We follow the winding road downhill, past a pile of rocks called the Devil's Something-Or-Other, which is a popular thing to call a pile of rocks, if the Sourlands nomenclature tells us anything. 

As we head west, the rain falls in earnest. We're damp as we reach the Sachs covered bridge.





We make the bridge our rest stop, sheltering inside with two people fishing and a pair of bikers approaching from the opposite end.

There are hundreds of crushed candy corn on the slats.


We watch the raindrops on the creek, waiting for them to go away. We're wet, the kind of wet that will take hours to warm up from.






After ten minutes or so, the rain peters out and we move on, over a road that gives us another view of the bridge.


At this point, I'm pretty much ready to go straight back to the hotel, but we're at the farthest point in the route, and straight back is the route Tom plotted in the first place.
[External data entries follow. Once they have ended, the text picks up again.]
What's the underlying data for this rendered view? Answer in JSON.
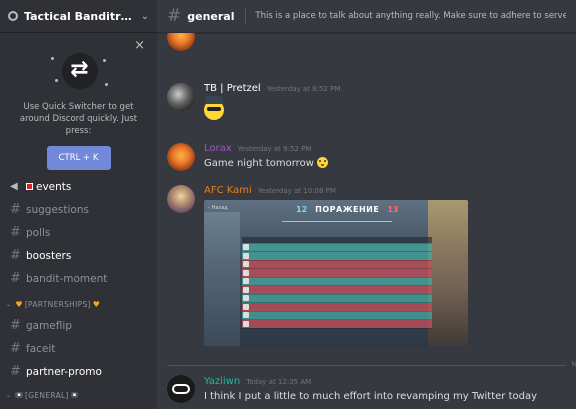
{
  "server": {
    "name": "Tactical Banditry | Offi...",
    "chevron": "chevron-down-icon"
  },
  "quick_switcher": {
    "text": "Use Quick Switcher to get around Discord quickly. Just press:",
    "button": "CTRL + K",
    "close": "×"
  },
  "channels": [
    {
      "name": "events",
      "bold": true,
      "prefix": "📢",
      "badge": "🟥"
    },
    {
      "name": "suggestions",
      "bold": false
    },
    {
      "name": "polls",
      "bold": false
    },
    {
      "name": "boosters",
      "bold": true
    },
    {
      "name": "bandit-moment",
      "bold": false
    }
  ],
  "categories": {
    "partnerships": "[PARTNERSHIPS]",
    "general": "[GENERAL]"
  },
  "partner_channels": [
    {
      "name": "gameflip",
      "bold": false
    },
    {
      "name": "faceit",
      "bold": false
    },
    {
      "name": "partner-promo",
      "bold": true
    }
  ],
  "header": {
    "channel": "general",
    "topic": "This is a place to talk about anything really. Make sure to adhere to server rules."
  },
  "messages": [
    {
      "author": "TB | Pretzel",
      "author_color": "#ffffff",
      "time": "Yesterday at 8:52 PM",
      "content": ""
    },
    {
      "author": "Lorax",
      "author_color": "#9b59b6",
      "time": "Yesterday at 9:52 PM",
      "content": "Game night tomorrow"
    },
    {
      "author": "AFC Kami",
      "author_color": "#e67e22",
      "time": "Yesterday at 10:08 PM",
      "content": ""
    },
    {
      "author": "Yaziiwn",
      "author_color": "#1abc9c",
      "time": "Today at 12:35 AM",
      "content": "I think I put a little to much effort into revamping my Twitter today"
    }
  ],
  "game_screenshot": {
    "score_left": "12",
    "result": "ПОРАЖЕНИЕ",
    "score_right": "13",
    "back_label": "‹ Назад",
    "rows": [
      "blue",
      "blue",
      "blue",
      "blue",
      "blue",
      "red",
      "red",
      "red",
      "red",
      "red"
    ]
  },
  "new_marker": "N"
}
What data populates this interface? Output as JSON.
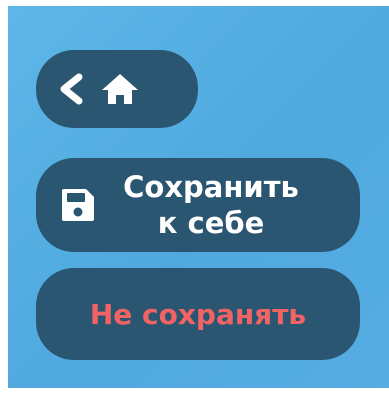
{
  "back_button": {
    "icons": [
      "chevron-left-icon",
      "home-icon"
    ]
  },
  "save_button": {
    "icon": "floppy-disk-icon",
    "label_line1": "Сохранить",
    "label_line2": "к себе"
  },
  "dont_save_button": {
    "label": "Не сохранять"
  },
  "colors": {
    "background": "#55ade2",
    "button": "#2a5672",
    "text": "#ffffff",
    "danger_text": "#f26464"
  }
}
It rains on us a little more as we re-enter the battlefield. The clouds are not letting up.


We push on, eastward. To the southeast, which is where we're headed, the sky looks threatening.
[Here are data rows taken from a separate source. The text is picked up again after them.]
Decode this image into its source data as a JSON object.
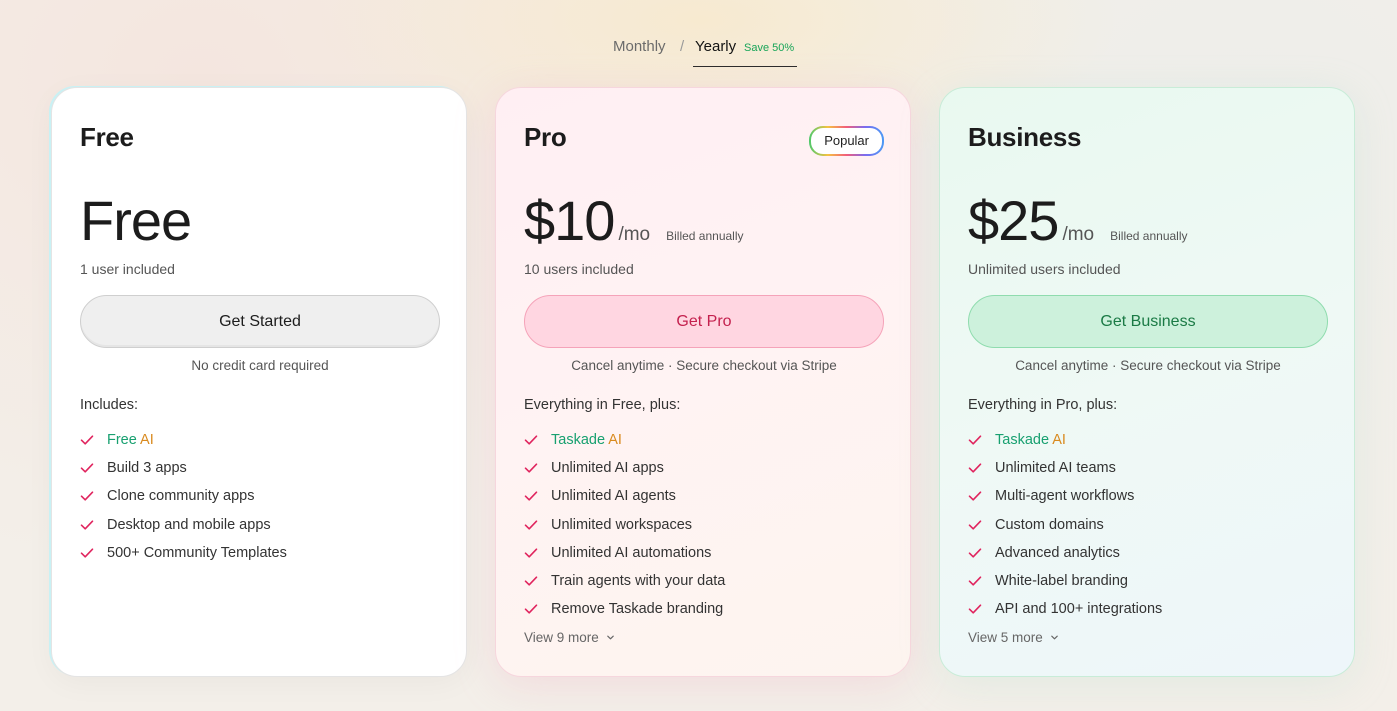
{
  "billing_toggle": {
    "monthly": "Monthly",
    "separator": "/",
    "yearly": "Yearly",
    "save": "Save 50%",
    "selected": "Yearly"
  },
  "plans": [
    {
      "name": "Free",
      "price": "Free",
      "per": "",
      "billed": "",
      "users": "1 user included",
      "cta": "Get Started",
      "note": "No credit card required",
      "includes": "Includes:",
      "features": [
        "Free AI",
        "Build 3 apps",
        "Clone community apps",
        "Desktop and mobile apps",
        "500+ Community Templates"
      ],
      "ai_feature": {
        "part1": "Free ",
        "part2": "AI"
      }
    },
    {
      "name": "Pro",
      "badge": "Popular",
      "price": "$10",
      "per": "/mo",
      "billed": "Billed annually",
      "users": "10 users included",
      "cta": "Get Pro",
      "note": "Cancel anytime · Secure checkout via Stripe",
      "includes": "Everything in Free, plus:",
      "features": [
        "Taskade AI",
        "Unlimited AI apps",
        "Unlimited AI agents",
        "Unlimited workspaces",
        "Unlimited AI automations",
        "Train agents with your data",
        "Remove Taskade branding"
      ],
      "ai_feature": {
        "part1": "Taskade ",
        "part2": "AI"
      },
      "more": "View 9 more"
    },
    {
      "name": "Business",
      "price": "$25",
      "per": "/mo",
      "billed": "Billed annually",
      "users": "Unlimited users included",
      "cta": "Get Business",
      "note": "Cancel anytime · Secure checkout via Stripe",
      "includes": "Everything in Pro, plus:",
      "features": [
        "Taskade AI",
        "Unlimited AI teams",
        "Multi-agent workflows",
        "Custom domains",
        "Advanced analytics",
        "White-label branding",
        "API and 100+ integrations"
      ],
      "ai_feature": {
        "part1": "Taskade ",
        "part2": "AI"
      },
      "more": "View 5 more"
    }
  ],
  "colors": {
    "check": "#e0245e",
    "ai_green": "#18a070",
    "ai_orange": "#d98a1e",
    "pro_accent": "#c4214e",
    "business_accent": "#1a7a45"
  },
  "icons": {
    "feature_bullet": "check-icon",
    "view_more": "chevron-down-icon"
  }
}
I don't even know what "Veg-A-Ery" is supposed to mean. Clearly there's an alternate spelling system out here.

Tom says we have twelve more miles, but that he's going to add a surprise for us at the end. "Is it edible?" I ask. I'm hungry.

"Yes," he says.

As we wind our way through the country roads, I come to the conclusion that, as pretty as it is out here, I am too far gone as an East Coast snob to want to live out here. I can't live in a White space. My skin color might match, but my morality doesn't. I'd die out here, from depression or some Proud Boy's bullet.

Tom leads us off-course, our GPS units beeping at every corner. We ride past another Utz factory, through a neighborhood where ostentatious houses have warehouse views, and turn into the parking lot of Bruster's ice cream stand.


Ice cream for lunch? I guess so! I'm hungry enough to ask for pumpkin. Yikes! 


This is the first ice cream I've had since leaving Bar Harbor, and it's really good.

Behind us, in the direction of the hotel, the sky is getting darker and darker.

We hurry back. I keep my eye on our shadows, which start to fade minutes before we reach the hotel. We're all safely inside when the rain begins, and it lasts for hours. 

Tom and I are going to drive back to the battlefield to see if we can catch the sunset. The cloud cover is down to about 30 percent now. It's worth a shot. 

After that, we'll order takeout from a diner. Jim and TEW will meet us with takeout from a steak house. Jack H and Dorothy will find us somehow. 

If there's a good sunset, there will be another Gettysburg blog post.

We're supposed to go on a short ride tomorrow, but, in all honesty, I'm perfectly fine with just packing up and heading home. Hiding out by myself in a hotel room for hours isn't much fun when the only view is of the parking lot.